“但你是真的呀。”
白鸟梨生怔住,仿佛被定格,直到意识慢慢聚焦,才继续说:“可这不公平。”
“确实,要你为虚假的情绪负责,听起来就是在欺负你。但老子现在真的很烦欸,有人在脑子里拿着喇叭一直喊讨厌你最讨厌你什麽的,啊,气得老子头都痛了。”

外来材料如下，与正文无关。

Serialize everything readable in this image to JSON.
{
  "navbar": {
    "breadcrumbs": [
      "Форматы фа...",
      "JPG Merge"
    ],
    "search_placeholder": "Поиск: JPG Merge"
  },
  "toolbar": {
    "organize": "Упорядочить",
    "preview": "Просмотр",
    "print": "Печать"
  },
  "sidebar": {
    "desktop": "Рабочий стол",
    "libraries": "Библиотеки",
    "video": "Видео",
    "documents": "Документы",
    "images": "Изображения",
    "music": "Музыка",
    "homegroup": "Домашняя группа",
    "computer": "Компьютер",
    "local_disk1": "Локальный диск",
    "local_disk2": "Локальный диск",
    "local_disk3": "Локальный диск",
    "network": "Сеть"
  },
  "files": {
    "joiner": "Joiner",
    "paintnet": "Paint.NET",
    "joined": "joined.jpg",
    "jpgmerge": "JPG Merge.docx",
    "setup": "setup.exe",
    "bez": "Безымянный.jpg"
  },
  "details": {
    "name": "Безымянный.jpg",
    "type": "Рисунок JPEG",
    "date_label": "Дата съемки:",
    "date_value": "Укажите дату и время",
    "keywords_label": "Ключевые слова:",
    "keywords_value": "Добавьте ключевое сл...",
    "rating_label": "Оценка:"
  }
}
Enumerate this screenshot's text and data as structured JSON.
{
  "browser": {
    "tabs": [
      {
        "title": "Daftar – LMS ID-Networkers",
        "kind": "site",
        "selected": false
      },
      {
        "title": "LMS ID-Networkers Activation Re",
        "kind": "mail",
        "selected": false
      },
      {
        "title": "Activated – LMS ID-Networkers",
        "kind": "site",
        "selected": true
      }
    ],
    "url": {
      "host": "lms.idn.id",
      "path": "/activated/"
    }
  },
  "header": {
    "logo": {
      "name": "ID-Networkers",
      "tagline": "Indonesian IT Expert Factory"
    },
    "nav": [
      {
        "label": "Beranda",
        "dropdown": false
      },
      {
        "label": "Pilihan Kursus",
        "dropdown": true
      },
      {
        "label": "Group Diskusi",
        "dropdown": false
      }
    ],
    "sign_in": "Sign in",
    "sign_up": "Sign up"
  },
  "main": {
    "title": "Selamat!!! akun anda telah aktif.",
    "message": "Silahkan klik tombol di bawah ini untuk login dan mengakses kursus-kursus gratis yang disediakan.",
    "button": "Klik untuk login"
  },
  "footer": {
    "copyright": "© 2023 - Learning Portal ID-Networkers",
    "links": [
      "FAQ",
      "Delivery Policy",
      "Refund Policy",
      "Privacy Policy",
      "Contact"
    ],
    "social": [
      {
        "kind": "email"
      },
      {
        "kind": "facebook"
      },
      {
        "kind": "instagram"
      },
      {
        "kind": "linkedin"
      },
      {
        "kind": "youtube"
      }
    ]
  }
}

他说道,再度往后倒在台阶上,双手张开垫在脑袋后面,长腿往前一伸,脚后跟踩住下方的台阶,然后就这麽瘫在了阶梯上。
一点都看不出来气得头痛。
白鸟梨生微微出神。
其实这个时候,她也不知道自己为什麽会走神,照常理,她现在最该做的就是讲两句好话稳住五条悟,毕竟对方看起来真的会做出他说的那些事。可事实是周遭的一切都变得很安静,风轻轻吹了过来,拂过脸颊,带着一丝凉意,如同一个温和的、芬芳的吻。
白鸟梨生看了出去。
操场上,刚才还在绕圈跑的几名年轻咒术师已经开始分组练习。她的目光无意识地从他们身上一一掠过,褪去咒术师的身份,他们看起来也只是与她同龄的少年少女。
那只庞大的熊猫除外。
头还重着,眼睛也又热又肿,白鸟梨生的心情却放松了下去。她弯腰,再次将下巴靠在膝盖上,闷闷地问:“为什麽?”
五条悟:“嗯?”
白鸟梨生觉得对方在装蒜,但还是出声解释:“你明知道只要我死了,现在的这一切就可以结束。为什麽不这麽做?”
五条悟笑了一下:“你不是知道吗?”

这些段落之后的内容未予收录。